Joe Sacco, que j'ai lu pour la première fois dans l'excellente (et je pèse mes mots) revue XXI, a réalisé un reportage sous forme de bande dessinée dense, colossal sur la situation des Premières Nations dans les Territoires du Nord-Ouest, au Canada.
Co-édition de XXI et Futuropolis (pour moi gage de sérieux et de grande qualité), Payer la terre est le résultat de ce reportage qui lui prit plusieurs années à mener à bien. Magistral, édifiant, nécessaire, cet ouvrage de 260 et quelques pages se lit en plusieurs fois tant il est dense en informations. Joe Sacco y rencontre de nombreux représentants, femmes, hommes, jeunes, vieux, essentiellement issus du peuple Dene, mais aussi des Blancs. Ils parlent de la situations de ces peuples face à la colonisation des Blancs. Pendant longtemps, les peuples indigènes du Grand Nord, vivant sur des terres non propices à la colonisation agricole, restèrent livrés à eux-mêmes, jusqu'à ce que la découverte de pétrole et d'or incite le gouvernement à officialiser son autorité sur eux, comme sur leurs terres. A cette période, les autorités s'appropriaient les territoires, non plus par les massacres, mais cliniquement, méthodiquement, et de façon administrative - grâce à des traités. Depuis, l'alcool, les expropriations, l'exploitation du sous-sol, la politique abominable d'acculturation des enfants dans les institutions où ils étaient obligés d'aller (beaucoup y sont morts, la majorité y a été maltraité, violé etc...tout cela sous l'égide bien sûr des églises, catholiques et protestantes).
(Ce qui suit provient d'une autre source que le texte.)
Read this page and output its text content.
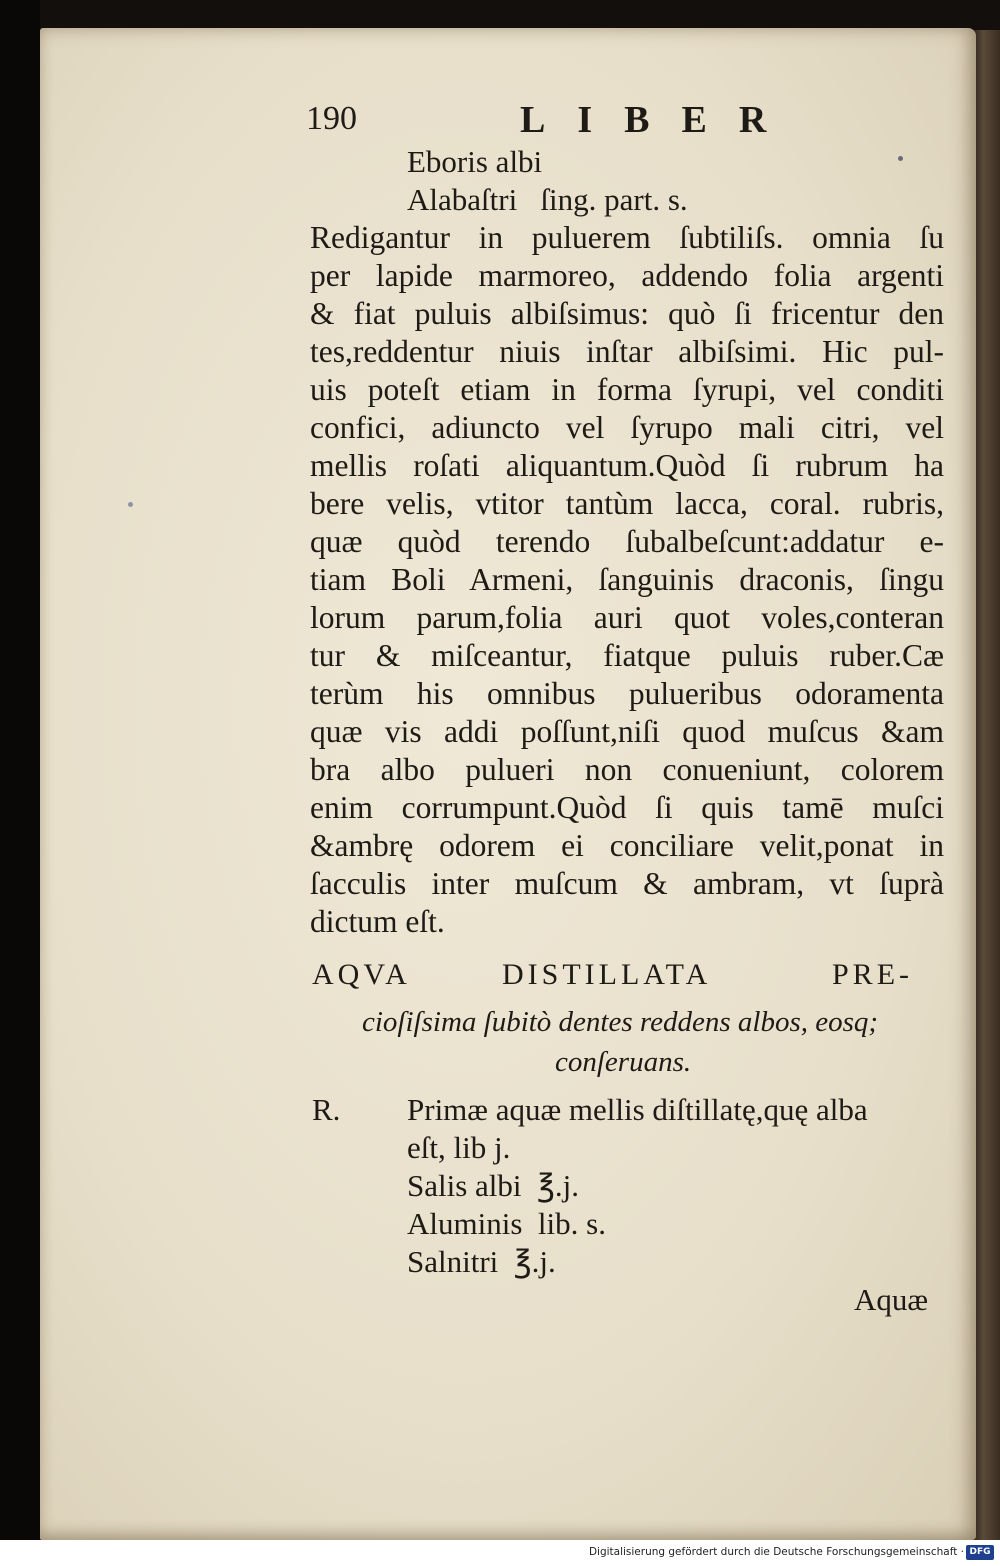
190	LIBER
Eboris albi
Alabaſtri   ſing. part. s.
Redigantur in puluerem ſubtiliſs. omnia ſu
per lapide marmoreo, addendo folia argenti
& fiat puluis albiſsimus: quò ſi fricentur den
tes,reddentur niuis inſtar albiſsimi. Hic pul-
uis poteſt etiam in forma ſyrupi, vel conditi
confici, adiuncto vel ſyrupo mali citri, vel
mellis roſati aliquantum.Quòd ſi rubrum ha
bere velis, vtitor tantùm lacca, coral. rubris,
quæ quòd terendo ſubalbeſcunt:addatur e-
tiam Boli Armeni, ſanguinis draconis, ſingu
lorum parum,folia auri quot voles,conteran
tur & miſceantur, fiatque puluis ruber.Cæ
terùm his omnibus pulueribus odoramenta
quæ vis addi poſſunt,niſi quod muſcus &am
bra albo pulueri non conueniunt, colorem
enim corrumpunt.Quòd ſi quis tamē muſci
&ambrę odorem ei conciliare velit,ponat in
ſacculis inter muſcum & ambram, vt ſuprà
dictum eſt.
AQVA	DISTILLATA	PRE-
cioſiſsima ſubitò dentes reddens albos, eosq;
conſeruans.
R. Primæ aquæ mellis diſtillatę,quę alba
eſt, lib j.
Salis albi  ℥.j.
Aluminis  lib. s.
Salnitri  ℥.j.
Aquæ
Digitalisierung gefördert durch die Deutsche Forschungsgemeinschaft · DFG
Ce qui est vraiment passionnant, c'est que Joe Sacco donne la parole à tous les points de vue, et montre que loin d'être unis, les autochtones sont largement divisés. Chacun tente d'obtenir le meilleur, et a sa propre façon de voir les choses. Surtout, il nous montre à quel point la colonisation et la volonté systématique de détruire le mode de vie et la culture autochtone ont laissé les Dene dans une situation intenable: le socle de leur culture a été fragilisé (euphémisme), mais on les empêche de pleinement vivre dans le monde capitaliste. Difficile au départ d'approuver le choix de certains chefs de participer à l'exploitation des pétroles et autres gaz de schiste, mais en même temps, quel autre choix? (Et on peut comprendre qu'ils ne veuillent plus vivre comme avant, à traquer le gibier dans la forêt par -40°.) Drogue, violence, chômage. La totale.
Je ne vais pas m'étendre, il y aurait tant à dire. Cette lecture arrive juste après le visionnage sur Arte d'un documentaire qui m'a retournée: Tuer l'indien, qui évoque justement ces fameux instituts où étaient envoyés (emprisonnés) ces enfants. Après ce documentaire et la lecture de Payer la terre, je regarde vraiment différemment le Canada. J'en avais une impression de type: sont très sympas, beaucoup plus relax que les Américains etc, mais en fait, je me rends compte qu'ils ont été tout aussi abominables envers les peuples autochtones. Qui y sont, tout comme aux Etats-Unis, des citoyens de seconde voire de troisième zone.
Bref. Tout ça pour dire que Payer la terre est à lire absolument!